Al fin. Casi sollozó de alivio. Colocó un tapón de gasa sobre el muñón sangriento. Temblándole las rodillas, dijo:
—Sáquenlo.
Cincuenta yardas más atrás, en un ensanchamiento de la galería, donde podía estar de pie y con cuatro lámparas en torno suyo, terminó la tarea. Aquí era más fácil. Limpió, ligó, empapó la herida en antiséptico. Un tubo ahora. En seguida un par de suturas. Bevan seguía inconsciente. Pero su pulso, aunque débil, era firme. Andrés se pasó la mano por la frente. Había terminado.
—Lleven firme la camilla. Envuélvanlo en estas mantas. Necesitamos botellas de agua caliente al salir.
La lenta procesión, inclinada hasta la cintura en los sitios bajos, comenzó a moverse por entre las sombras de la galería.
No habían andado sesenta pasos cuando un derrumbe sordo resonó en la oscuridad allá abajo, a espaldas de ellos. Fue como el último rumor sordo de un tren que desaparece en el interior de un túnel. El subadministrador no se volvió. Sólo le dijo a Andrés, con tranquilo horror:
—Ahí tiene. El resto del techo.
Tardaron en salir casi una hora. Tenían que ladear oblicuamente la camilla en los sitios malos. Andrés no podía decir cuánto tiempo habían estado sepultados. Pero al fin llegaron a la base del pozo.
Emergieron de las profundidades. Los recibió el contacto helado del viento cuando salieron del montacargas. Andrés respiró profundamente con una especie de éxtasis.
Se detuvo al pie de la escalera, asido a la baranda. Todavía estaba oscuro, pero en el patio de la mina habían encendido una hoguera de nafta que silbaba Y saltaba en muchas lenguas. Alrededor del fuego vio una multitud de figuras que aguardaban. Había mujeres entre ellas, con chales en sus cabezas.
De repente, mientras la camilla continuaba lentamente dejándolo atrás, Andrés oyó que gritaban agudamente su nombre y un instante después los brazos de Cristina le rodeaban el cuello. Sollozando histéricamente, se aferró a él. Sin sombrero, con sólo un abrigo encima del camisón, los pies desnudos dentro de unas pantuflas, parecía una mujer abandonada en la tempestuosa oscuridad.

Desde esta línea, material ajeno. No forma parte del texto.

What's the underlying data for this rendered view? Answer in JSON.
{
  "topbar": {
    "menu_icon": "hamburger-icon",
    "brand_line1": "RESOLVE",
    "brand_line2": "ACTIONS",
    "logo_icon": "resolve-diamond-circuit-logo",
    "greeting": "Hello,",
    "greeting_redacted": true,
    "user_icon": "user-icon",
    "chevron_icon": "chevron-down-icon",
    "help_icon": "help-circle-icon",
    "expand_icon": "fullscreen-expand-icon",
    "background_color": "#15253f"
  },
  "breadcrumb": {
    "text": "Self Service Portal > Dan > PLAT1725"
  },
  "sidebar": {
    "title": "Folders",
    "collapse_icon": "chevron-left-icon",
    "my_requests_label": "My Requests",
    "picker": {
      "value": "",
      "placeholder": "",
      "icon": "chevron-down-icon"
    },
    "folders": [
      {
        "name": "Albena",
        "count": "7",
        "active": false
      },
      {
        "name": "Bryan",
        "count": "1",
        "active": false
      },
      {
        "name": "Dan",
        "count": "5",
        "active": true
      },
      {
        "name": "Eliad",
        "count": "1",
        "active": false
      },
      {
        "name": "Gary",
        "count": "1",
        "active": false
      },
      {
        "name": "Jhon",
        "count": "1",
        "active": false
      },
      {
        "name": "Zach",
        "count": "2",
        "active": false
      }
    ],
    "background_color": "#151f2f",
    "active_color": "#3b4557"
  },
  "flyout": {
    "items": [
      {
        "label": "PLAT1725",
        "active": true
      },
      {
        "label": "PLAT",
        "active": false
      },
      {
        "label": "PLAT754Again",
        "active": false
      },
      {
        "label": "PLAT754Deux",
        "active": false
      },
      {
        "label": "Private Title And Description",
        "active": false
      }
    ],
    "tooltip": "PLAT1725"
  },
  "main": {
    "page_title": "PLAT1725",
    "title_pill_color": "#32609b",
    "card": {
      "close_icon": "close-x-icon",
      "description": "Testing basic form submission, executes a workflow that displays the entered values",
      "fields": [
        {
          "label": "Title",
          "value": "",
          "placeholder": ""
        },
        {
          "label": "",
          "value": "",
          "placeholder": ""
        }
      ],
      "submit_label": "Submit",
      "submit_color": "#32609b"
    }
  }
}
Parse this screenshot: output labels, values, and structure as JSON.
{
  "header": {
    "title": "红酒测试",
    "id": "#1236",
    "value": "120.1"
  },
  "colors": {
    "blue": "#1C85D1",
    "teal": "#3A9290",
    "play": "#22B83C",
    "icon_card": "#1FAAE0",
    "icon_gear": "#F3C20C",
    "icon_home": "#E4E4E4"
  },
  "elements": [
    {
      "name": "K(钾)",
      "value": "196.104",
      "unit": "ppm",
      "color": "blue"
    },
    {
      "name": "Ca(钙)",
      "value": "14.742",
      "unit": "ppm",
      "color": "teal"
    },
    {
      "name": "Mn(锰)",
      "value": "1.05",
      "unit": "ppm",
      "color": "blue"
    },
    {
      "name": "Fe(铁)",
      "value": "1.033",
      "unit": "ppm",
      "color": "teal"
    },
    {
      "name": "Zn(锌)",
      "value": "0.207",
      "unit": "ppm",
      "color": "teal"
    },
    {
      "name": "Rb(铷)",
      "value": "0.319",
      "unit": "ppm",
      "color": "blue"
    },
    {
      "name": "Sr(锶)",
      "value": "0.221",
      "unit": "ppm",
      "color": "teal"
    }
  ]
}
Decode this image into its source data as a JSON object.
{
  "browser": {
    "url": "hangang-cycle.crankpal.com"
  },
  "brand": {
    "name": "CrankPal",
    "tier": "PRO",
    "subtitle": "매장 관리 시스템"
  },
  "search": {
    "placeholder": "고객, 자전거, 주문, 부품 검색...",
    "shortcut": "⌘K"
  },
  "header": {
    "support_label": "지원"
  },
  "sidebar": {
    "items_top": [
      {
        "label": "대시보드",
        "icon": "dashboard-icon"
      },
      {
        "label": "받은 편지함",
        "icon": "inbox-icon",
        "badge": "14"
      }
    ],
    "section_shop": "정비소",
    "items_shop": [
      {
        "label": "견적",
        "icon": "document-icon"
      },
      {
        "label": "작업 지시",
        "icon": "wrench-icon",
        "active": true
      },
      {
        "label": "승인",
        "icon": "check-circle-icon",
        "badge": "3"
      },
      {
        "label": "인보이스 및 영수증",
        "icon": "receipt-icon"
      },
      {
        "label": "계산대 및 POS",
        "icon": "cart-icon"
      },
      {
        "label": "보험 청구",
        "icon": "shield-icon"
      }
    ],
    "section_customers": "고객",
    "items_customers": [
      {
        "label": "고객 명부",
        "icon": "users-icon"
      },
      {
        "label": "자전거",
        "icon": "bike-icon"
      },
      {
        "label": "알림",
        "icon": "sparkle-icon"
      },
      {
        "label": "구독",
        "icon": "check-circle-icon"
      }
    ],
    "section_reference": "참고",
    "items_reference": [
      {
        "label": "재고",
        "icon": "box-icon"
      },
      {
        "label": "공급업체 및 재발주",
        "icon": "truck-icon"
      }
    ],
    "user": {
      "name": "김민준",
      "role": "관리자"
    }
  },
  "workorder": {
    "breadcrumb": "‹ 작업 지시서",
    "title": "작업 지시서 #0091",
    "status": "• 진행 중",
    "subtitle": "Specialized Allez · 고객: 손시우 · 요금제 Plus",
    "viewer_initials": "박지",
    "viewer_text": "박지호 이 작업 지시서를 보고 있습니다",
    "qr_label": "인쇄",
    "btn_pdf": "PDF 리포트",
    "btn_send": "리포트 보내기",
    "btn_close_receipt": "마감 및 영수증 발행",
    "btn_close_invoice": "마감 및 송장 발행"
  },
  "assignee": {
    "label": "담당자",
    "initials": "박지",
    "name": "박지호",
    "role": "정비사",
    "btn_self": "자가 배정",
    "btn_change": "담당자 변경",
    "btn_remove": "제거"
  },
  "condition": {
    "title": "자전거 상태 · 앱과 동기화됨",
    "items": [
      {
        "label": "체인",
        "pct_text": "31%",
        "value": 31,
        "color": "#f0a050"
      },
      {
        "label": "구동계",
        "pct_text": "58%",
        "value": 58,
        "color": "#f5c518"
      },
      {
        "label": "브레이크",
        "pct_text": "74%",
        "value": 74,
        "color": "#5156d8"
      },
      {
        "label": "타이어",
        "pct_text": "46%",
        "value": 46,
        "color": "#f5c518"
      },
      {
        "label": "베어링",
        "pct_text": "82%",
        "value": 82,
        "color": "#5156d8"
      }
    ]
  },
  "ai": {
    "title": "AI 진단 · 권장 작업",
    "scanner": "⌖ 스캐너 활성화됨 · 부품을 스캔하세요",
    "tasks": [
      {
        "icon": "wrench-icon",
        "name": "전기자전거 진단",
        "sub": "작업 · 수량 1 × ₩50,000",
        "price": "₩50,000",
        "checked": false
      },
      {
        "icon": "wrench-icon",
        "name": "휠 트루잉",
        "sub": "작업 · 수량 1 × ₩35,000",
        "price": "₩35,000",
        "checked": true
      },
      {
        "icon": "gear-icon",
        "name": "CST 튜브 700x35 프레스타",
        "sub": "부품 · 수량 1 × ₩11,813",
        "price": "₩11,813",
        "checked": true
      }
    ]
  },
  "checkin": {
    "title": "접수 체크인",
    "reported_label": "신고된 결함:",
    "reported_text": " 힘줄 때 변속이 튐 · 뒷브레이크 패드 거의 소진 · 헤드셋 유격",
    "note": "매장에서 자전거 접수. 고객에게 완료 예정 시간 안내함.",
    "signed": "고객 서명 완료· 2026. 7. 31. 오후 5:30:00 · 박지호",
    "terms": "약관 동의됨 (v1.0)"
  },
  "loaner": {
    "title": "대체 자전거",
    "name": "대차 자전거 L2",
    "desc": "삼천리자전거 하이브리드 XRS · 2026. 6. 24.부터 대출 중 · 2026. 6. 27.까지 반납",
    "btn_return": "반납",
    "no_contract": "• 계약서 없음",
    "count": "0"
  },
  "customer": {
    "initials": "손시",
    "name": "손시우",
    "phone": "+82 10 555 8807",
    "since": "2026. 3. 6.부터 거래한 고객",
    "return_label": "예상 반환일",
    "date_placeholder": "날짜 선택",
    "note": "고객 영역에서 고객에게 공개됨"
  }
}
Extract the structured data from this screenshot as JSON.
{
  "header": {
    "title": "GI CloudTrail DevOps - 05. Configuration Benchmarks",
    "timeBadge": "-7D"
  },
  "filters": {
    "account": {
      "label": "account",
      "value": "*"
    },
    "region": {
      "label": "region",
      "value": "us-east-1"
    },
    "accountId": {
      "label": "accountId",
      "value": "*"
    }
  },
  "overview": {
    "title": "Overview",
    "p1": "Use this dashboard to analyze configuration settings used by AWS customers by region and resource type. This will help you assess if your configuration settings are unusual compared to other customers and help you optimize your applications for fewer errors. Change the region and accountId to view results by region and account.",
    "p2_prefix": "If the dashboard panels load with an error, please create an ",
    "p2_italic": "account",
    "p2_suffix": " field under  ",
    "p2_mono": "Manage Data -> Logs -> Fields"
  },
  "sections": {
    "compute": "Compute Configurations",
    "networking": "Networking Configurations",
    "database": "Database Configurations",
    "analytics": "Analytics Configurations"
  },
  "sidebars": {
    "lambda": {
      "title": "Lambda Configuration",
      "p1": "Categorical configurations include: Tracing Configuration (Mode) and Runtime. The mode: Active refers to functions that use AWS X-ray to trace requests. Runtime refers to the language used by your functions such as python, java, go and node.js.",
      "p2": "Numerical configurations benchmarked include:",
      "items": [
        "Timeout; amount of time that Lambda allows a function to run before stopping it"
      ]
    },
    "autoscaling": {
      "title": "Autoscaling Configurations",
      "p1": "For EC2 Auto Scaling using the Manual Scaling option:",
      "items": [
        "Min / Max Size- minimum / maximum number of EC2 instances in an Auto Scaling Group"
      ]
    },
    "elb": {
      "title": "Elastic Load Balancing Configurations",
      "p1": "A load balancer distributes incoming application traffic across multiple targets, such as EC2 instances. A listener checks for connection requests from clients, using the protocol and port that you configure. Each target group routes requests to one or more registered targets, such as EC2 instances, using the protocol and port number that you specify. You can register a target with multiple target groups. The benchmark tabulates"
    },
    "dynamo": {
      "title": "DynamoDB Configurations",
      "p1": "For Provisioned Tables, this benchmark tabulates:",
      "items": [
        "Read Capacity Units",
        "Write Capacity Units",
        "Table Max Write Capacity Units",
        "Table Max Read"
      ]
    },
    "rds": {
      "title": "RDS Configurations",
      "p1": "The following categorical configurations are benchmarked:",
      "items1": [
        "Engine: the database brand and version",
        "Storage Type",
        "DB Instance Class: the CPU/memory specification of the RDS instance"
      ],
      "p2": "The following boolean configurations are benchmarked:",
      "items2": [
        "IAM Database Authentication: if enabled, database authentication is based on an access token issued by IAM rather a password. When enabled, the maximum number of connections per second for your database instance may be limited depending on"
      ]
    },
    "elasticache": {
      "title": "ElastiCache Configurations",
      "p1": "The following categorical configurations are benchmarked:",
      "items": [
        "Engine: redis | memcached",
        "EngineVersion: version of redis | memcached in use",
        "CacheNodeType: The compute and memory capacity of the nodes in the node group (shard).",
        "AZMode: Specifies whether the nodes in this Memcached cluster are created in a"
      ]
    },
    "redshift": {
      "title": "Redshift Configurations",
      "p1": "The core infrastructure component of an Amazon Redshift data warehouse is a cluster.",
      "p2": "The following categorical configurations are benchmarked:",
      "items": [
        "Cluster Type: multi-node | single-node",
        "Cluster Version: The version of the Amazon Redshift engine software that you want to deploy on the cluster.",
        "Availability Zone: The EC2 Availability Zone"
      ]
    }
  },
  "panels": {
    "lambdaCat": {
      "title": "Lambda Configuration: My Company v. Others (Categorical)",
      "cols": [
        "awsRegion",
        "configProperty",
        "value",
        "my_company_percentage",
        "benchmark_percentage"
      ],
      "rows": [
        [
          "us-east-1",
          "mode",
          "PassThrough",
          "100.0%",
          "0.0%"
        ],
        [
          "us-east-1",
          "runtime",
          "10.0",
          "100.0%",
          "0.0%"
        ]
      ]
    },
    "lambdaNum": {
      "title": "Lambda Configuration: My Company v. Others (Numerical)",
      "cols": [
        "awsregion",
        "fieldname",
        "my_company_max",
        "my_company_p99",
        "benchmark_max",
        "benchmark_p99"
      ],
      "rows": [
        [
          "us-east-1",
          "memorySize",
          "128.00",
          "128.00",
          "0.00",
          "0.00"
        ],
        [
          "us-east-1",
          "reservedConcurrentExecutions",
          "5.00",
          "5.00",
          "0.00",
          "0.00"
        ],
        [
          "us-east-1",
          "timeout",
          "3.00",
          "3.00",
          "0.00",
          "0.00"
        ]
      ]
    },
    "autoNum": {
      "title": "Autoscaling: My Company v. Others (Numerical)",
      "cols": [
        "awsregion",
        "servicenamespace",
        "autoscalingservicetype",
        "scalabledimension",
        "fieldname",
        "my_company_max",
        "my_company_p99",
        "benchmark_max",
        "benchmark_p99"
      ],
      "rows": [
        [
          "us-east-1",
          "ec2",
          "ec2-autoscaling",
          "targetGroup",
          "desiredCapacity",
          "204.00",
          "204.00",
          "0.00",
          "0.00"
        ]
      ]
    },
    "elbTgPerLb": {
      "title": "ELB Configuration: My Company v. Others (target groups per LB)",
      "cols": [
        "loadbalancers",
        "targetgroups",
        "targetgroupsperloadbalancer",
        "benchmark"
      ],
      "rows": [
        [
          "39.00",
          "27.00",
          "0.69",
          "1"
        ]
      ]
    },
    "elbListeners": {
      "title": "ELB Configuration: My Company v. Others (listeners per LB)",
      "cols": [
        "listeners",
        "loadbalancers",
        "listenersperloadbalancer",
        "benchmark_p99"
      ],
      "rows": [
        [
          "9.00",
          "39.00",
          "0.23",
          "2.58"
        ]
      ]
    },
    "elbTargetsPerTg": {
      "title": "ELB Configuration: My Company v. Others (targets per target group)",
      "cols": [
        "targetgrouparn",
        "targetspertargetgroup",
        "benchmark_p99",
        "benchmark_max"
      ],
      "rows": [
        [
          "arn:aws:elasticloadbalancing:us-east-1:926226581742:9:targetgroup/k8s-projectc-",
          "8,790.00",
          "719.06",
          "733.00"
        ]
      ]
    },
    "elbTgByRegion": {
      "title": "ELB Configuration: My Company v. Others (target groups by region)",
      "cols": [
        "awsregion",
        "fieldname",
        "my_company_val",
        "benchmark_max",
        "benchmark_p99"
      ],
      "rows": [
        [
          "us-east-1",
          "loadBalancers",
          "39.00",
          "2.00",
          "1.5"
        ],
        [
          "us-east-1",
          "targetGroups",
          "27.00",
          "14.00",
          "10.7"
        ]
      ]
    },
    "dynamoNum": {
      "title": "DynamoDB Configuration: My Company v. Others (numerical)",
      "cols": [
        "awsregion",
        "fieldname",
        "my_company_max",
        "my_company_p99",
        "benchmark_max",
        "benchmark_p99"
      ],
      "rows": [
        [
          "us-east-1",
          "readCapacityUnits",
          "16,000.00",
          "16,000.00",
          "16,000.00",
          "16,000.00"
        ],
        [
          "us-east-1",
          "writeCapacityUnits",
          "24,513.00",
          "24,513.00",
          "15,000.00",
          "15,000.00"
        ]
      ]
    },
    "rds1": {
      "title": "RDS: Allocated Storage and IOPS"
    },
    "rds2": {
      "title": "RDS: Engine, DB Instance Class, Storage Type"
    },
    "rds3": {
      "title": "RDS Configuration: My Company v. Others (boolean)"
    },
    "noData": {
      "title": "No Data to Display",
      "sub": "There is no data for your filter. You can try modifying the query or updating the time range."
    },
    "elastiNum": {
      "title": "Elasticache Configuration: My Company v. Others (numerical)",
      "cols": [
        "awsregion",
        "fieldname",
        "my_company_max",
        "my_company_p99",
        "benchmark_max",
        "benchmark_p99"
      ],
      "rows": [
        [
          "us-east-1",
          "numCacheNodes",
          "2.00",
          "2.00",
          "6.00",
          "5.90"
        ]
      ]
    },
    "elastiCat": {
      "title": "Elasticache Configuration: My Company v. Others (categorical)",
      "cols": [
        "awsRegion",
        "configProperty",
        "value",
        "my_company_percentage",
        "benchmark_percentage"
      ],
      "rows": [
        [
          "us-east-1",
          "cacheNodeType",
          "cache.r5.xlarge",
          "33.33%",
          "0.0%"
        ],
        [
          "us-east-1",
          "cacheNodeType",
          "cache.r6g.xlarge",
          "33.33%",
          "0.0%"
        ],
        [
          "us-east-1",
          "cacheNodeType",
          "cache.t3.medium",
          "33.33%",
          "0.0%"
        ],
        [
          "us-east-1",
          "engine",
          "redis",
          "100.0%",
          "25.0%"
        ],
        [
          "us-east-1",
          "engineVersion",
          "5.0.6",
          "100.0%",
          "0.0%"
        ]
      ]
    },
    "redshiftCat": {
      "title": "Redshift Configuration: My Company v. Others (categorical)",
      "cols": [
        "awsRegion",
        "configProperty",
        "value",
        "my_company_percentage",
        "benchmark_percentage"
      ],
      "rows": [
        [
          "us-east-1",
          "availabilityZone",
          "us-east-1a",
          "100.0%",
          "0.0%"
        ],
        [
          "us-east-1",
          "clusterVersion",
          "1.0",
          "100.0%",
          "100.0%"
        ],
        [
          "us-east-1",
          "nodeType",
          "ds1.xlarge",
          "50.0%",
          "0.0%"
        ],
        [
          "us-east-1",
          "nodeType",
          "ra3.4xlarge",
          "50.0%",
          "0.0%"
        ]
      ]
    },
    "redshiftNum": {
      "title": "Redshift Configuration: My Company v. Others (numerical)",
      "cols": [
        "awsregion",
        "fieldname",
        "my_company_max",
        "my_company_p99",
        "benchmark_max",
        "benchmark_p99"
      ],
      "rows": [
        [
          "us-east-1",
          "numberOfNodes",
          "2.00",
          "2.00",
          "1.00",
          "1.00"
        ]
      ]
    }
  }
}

—¿Qué te ha ocurrido? —preguntó Andrés estremecido, procurando desembarazarse de sus brazos para verle la cara.
Pero ella no lo dejaba. Apretada frenéticamente a él como una mujer que se ahoga, le decía con voz entrecortada:
—Nos dijeron que el techo se había desplomado…, que tú no…, que tú no saldrías más.
Cristina tenía la piel azul, le castañeteaban los dientes de frío.
La llevó al fuego de la sala de auxilios, avergonzada pero hondamente conmovido. Allí había cacao caliente. Bebieron de la misma taza el líquido hirviente. Pasó mucho tiempo antes de que ninguno de los dos recordara nada de lo concerniente a su nuevo gran título.